By Caroline Moorehead in the FT Weekend
But then there was a second leak. This time it concerned Guantanamo, where the defence department said prisoners were “providing valuable information about terrorism” in an “environment that is stable, secure, safe and humane”. On November 30 2004, The New York Times published a report on Guantanamo, drawn on material gathered by the ICRC, who had been visiting the detainees since January 2002. Prisoners were revealed to have been stripped to their underwear, manacled hand and foot to a chair bolted to the ground, while strobe lights flashed and loud rap and rock music was played through speakers close to their ears.
Again, after the public outrage at the revelations had died down, there were attacks on the ICRC in the American press, but the ICRC is again certain that the leak had not come from its own people. However, even if one part of the American administration had misgivings about the Geneva Conventions and the ICRC (Gonzales once said in a memo that some Conventions provisions were “quaint”) and that international humanitarian law did not apply to the US global war on terror, it was clear that the president himself was determined that relations should not be soured. Earlier this year, the US committed itself to a further four years’ funding.

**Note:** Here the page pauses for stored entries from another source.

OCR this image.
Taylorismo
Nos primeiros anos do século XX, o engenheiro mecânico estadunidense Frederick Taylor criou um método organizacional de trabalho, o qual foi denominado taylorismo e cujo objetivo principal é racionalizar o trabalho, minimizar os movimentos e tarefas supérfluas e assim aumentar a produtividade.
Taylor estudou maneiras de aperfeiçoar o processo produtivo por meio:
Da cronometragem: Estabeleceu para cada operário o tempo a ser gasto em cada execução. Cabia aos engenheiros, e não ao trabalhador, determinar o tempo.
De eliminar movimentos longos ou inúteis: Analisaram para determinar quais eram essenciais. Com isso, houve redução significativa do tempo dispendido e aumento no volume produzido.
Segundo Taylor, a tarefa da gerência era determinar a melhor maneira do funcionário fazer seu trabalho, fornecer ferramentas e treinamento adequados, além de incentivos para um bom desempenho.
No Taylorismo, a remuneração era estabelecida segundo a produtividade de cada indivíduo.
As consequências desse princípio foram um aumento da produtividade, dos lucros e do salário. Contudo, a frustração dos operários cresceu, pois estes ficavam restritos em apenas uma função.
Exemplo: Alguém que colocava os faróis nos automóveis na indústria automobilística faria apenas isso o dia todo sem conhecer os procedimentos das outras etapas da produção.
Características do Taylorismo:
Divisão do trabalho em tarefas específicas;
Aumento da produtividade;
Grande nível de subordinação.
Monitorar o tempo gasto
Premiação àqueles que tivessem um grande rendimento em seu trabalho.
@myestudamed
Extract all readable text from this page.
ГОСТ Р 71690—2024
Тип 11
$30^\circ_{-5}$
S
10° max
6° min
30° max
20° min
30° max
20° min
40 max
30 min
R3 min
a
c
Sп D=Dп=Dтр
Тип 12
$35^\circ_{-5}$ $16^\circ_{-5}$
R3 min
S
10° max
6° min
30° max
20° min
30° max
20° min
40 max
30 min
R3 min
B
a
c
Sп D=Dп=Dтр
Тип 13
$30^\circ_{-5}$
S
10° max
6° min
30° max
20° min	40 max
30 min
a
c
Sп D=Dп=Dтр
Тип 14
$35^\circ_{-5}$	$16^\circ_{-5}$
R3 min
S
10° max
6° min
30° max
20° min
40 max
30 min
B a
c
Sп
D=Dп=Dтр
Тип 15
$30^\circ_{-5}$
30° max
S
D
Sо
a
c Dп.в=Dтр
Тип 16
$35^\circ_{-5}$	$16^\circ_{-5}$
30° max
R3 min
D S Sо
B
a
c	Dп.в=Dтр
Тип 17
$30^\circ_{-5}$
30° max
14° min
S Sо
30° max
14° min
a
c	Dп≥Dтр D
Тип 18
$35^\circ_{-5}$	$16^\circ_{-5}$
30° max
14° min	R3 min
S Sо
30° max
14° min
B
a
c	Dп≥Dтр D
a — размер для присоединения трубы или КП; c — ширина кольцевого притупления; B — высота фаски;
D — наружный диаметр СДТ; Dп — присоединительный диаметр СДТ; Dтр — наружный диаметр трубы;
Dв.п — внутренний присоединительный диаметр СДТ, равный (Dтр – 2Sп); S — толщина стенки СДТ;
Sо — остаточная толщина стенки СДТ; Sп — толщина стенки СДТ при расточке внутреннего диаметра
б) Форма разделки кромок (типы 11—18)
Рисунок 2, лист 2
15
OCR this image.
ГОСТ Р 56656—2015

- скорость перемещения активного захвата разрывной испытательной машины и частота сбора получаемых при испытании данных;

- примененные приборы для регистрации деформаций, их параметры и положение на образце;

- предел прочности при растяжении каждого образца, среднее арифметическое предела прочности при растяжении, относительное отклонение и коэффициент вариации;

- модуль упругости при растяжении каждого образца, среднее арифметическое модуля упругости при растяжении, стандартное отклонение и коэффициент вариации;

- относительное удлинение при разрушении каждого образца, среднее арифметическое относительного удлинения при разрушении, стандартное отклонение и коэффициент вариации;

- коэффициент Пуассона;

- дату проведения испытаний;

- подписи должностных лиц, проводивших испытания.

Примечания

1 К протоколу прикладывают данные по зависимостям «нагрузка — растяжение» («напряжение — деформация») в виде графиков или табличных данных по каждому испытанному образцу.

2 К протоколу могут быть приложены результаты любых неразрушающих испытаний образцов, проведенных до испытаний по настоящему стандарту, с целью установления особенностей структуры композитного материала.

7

For the ICRC, however, something fundamental had taken place. Abu Ghraib and Guantanamo highlighted for the first time not only the changing patterns of modern conflict and the ICRC’s difficulties when dealing with a western democracy, but the very nature and ambiguities of the ICRC’s work, and in particular the question of confidentiality. Like its profession of neutrality, the ICRC’s attachment to confidentiality is almost an article of faith. Confidentiality, the famous quid pro quo that allows the ICRC access to everything in return for publicising nothing, has been at the heart of their work for most of the past century. No other organisation has this pact with governments, and no other organisation has had such an impact on the lives of prisoners of war. The question raised by Abu Ghraib and Guantanamo was simple: had confidentiality become obsolete in the face of modern warfare?